Çünkü ceza yasasında bulunan belirsiz suç tanımlarıyla hakimlere
çok geniş taktir yetkisi tanınmış yani herhangi bir biçimde herkes
TMK kapsamı içerisinde terör suçlusu olabilir herhangi bir biçimde
yaptığınız bir konuşma yaptığınız bir etkinlik terör eylemi
kapsamına alınabilir. Dolayısıyla bu yargıçlara taktir hakkı
bırakan bu yasal düzenlemelerin değişmesi lazım. Biz bu nedenle de
demokratikleşme paketimiz içerisinde gerek TMK’da gerekse bütün bu
suçları kapsayan TCK’nın 314 ve 220. Maddelerinde değişiklik içeren
tekliflerimizi meclis başkanlığına sunmuşuz. Umarım bu yasama
döneminde ilk başta bunlar ele alınır. 1 Ekim’de bunlar ele alınır.

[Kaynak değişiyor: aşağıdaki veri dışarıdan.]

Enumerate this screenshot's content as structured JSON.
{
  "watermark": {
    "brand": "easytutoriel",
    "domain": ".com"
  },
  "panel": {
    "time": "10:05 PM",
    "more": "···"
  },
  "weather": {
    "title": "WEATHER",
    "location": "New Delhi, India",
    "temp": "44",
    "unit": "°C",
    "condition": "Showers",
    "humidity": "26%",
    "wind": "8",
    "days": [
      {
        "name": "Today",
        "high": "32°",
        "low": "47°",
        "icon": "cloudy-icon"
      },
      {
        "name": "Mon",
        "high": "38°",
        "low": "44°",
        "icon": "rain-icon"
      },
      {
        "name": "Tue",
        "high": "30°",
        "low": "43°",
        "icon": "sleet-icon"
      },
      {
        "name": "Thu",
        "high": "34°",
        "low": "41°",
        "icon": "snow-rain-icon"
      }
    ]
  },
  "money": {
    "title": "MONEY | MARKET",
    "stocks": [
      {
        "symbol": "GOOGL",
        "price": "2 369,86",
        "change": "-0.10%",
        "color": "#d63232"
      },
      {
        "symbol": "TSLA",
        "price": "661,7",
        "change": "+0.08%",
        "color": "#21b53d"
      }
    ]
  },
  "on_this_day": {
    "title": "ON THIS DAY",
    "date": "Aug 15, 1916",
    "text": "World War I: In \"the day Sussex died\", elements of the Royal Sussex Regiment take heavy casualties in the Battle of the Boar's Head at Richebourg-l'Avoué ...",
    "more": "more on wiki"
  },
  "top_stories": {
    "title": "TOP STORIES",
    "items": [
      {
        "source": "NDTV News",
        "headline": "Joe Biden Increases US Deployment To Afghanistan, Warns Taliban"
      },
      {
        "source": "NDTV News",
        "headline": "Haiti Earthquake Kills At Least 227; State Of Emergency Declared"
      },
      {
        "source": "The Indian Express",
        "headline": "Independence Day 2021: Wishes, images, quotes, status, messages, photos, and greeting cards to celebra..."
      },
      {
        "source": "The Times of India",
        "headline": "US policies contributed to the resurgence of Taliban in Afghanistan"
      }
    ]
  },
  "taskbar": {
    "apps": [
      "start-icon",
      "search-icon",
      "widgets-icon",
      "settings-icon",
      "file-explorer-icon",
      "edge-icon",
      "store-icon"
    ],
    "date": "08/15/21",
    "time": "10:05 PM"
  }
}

Ve yargının bu hukuka uygun olmayan özgürlükler aleyhine olan
tutumu değişir" dedi.
YARGININ TUTUMU KÜRT MESELESİNİN ÖNÜNDE
ENGELDİR
Yargının tutumunu çözüm sürecinin ve Kürt meselesinin önünde bir
engel olarak gördüklerini dile getiren Tanrıkulu, yargıyı barış
karşıtı bir taraf olmakla suçladı. Tanrıkulu, "KCK davası Kürt
meselesinin psikolojik eşiklerinden bir tanesidir. İçeride bu kadar
çok siyasetçi olunca siyasi tutuklu olunca bu Kürt meselesinde ki
demokratik eşiğe ve barış eşiğine ulaşmak mümkün değildir. İlk önce
yargının Kürt meselesinin çözümüne hizmet edecek bir tutum alması
lazım. Ama görüyoruz ki almıyor. Gerçekten yargı bir taraf gibi
barış karşıtı çözüm karşıtı bir tutum içerisinde. Bu tutumu onlara
bırakmamalıyız. Bu nedenle ben ifade ediyorum mecliste muhalefet
partileri ve iktidar partileri gerçekten TCK’nın ve TMK’nın bu
hukuka aykırı düzenlemelerini hukuka uygun duruma getirmek için
düzenleme yapmalılar. Ve yargının bu barış karşıtı çözüm karşıtı
demokrasi karşıtı tutumuna son vermeliler” diye konuştu.